Friday, September 14, 2012

what is about French "journalists"

and their lack of moral responsibility.  France is said to have one of the most restrictive privacy laws in the world, and the Duke and Duchess of Cambridge were certainly in a private setting, sunbathing by a pool on a private estate owned by Queen Elizabeth's nephew, Lord Linley.  So why buy photographs that surely invade privacy?

This is not the first time that a French editor/writer/photographer has gotten themselves in serious hot water with inappropriate press coverage regarding a member of the British royal family.   In other words,  the French press-de-le-scume are breaking their own laws. 

We all know what happened in August 1997 when Diana, Princess of Wales and Dodi Fayed faced a press scrum outside their hotel in Paris.  They got into a car, forgot to buckle up, and allowed a drunk driver to drive far too fast to get away from the media. 

Three years earlier, in September 1994,  the "filthy French have struck a new blow," according to The People, a Sunday British newspaper not known for serious journalism, when France Dimanche published five photos of the Prince of Wales, as he peeled off his "powder-blue boxer shots." The article was titled "The Striptease of Prince Charles."

The Prince of Wales, then 45, had been staying at a chateau near Avignon in the south of France.  He was photographed while standing by a window, as he started to undress.  The final of the five shots showed the Prince to be completely naked "with one arm across his stomach and his manhood in full view." .  

The text read:  "Here is Charles as we've never seen him, not in the grand uniform of the guards, nor the Admiral of the Fleet, but completely nude after an innocent and eloquent striptease-ooh-la-la! Only a few women have had the privilege of seeing this -- this mother, his nanny, Diana and the others...?  A handsome man, the future King of England!  Even if his bottom hasn't tanned in the sun, young girls will now dream of courting him."

Several days earlier,the German newspaper, Bild, published a photo of the Prince of Wales, with a towel "draped over his shoulder."

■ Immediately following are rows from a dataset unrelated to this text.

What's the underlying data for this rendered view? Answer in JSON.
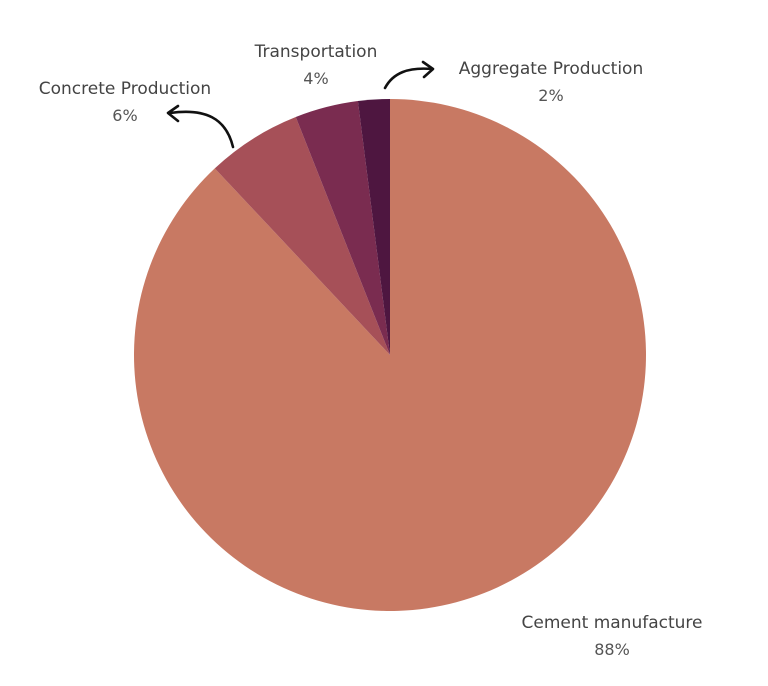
{
  "chart_data": {
    "type": "pie",
    "title": "",
    "start_angle_deg": 0,
    "direction": "clockwise",
    "slices": [
      {
        "label": "Cement manufacture",
        "value": 88,
        "value_label": "88%",
        "color": "#C87963"
      },
      {
        "label": "Concrete Production",
        "value": 6,
        "value_label": "6%",
        "color": "#A65058"
      },
      {
        "label": "Transportation",
        "value": 4,
        "value_label": "4%",
        "color": "#7A2C50"
      },
      {
        "label": "Aggregate Production",
        "value": 2,
        "value_label": "2%",
        "color": "#4E1640"
      }
    ],
    "legend": "none"
  }
}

Although the newspaper's editor justified his decision to publish the photographs by saying "You can compare it with the David of Michelangelo.  It is an absolutely perfectly shaped body."

 Buckingham Palace did not see the humor. A spokesman said: "It's completely unjustifiable to inflict this story of intrusion on anyone."

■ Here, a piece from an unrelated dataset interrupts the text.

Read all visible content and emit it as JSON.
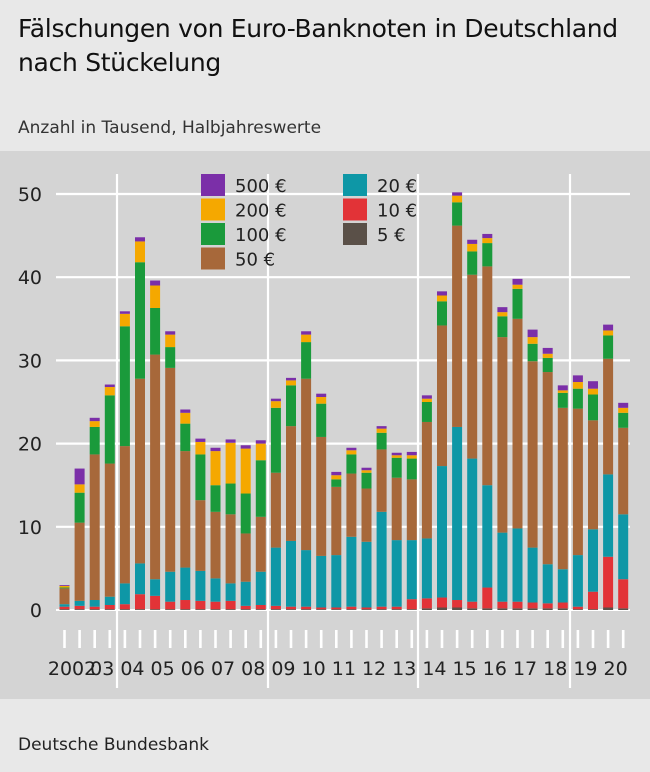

The Chateau was owned by Baroness Louise de Waldner.  French police "strove to prevent peeping tom" photos by the paparazzi, but, as it turns, out, the French police were unsuccessful in keeping the paparazzi at bay.

The Prince of Wales decided not to pursue legal action against the photographer.   Diana, Princess of Wales, dud sue the photographer who snapped photos of her while exercising and Sarah, Duchess of York, received £86,000 pounds as a result of her lawsuit against the publication of photos of her sunbathing topless (in France) and of her "financial adviser," John Bryan "sucking her toes."

 In 1997, Diana won a second lawsuit, this time against the Daily Express, which had claimed she would profit from the auction of her dresses.  The Daily Express "caved in" when it realized it had been a victim of a hoax "involving documents purportedly from Christie's, the auctioneers."

In 1990, Viscount Linley was awarded $68,000 after the Today newspaper "wrongly accused him" of being banned from a Chelsea pub because of "rowdy behavior.

In 2003, Queen Elizabeth II settled her legal action against a reporter who got a job in the Royal Household after he and his newspaper promised "not to disclose any more information he had obtained while working there." The journalist, Ryan Parry and the Daily Mirror agreed to pay £25,000 toward the Queen's legal costs, but "no damages."

In 1911, a French journalist, Edward Mylius was charged with criminal libel after writing an article in a French journal, The Liberator, alleging that George V was a bigamist.

In an article titled "Sanctified Bigamy,"  Mylius wrote: "We are offered the spectacle of the immorality of monarchy in all its sickening beastly monstrosity.In order to obtain a woman of royal blood for his pretended wife (the King) foully abandoned his true wife, the daughter of Sir Michael Culme-Seymour, and entered into a sham and shameful marriage with a daughter of the Duke of Teck. He committed the crime of bigamy .. . with the aid and complicity of the Anglican Church. That is the sickening and disgusting crime committed by the English Church. The daughter of Sir Michael Culme-Seymour, if she still lives, is the rightful Queen of England, and her children are the only rightful heirs to the throne."

When Mylius was called into court he "tried ineffectually for 20 minutes to argue points of law."   The judge took two minutes to find him guilty of libel.  He was sentenced to a year in prison.

Winston Churchill had advised King George V to take action.  The king wanted to take the stand in the lawsuit, and denounce Mylius as a liar, but as the sovereign, he was constitutionally barred from going into his own court.

After the case was settled, King George V wrote in his diary:  "The whole story is a damnable lie and has been in existence now for over twenty years. I trust that this will settle it once and for all."

It is time for the French to get over Agincourt and Waterloo ... but if I were a a member of the British royal family, I would consider a private holiday in Florida. Seriously.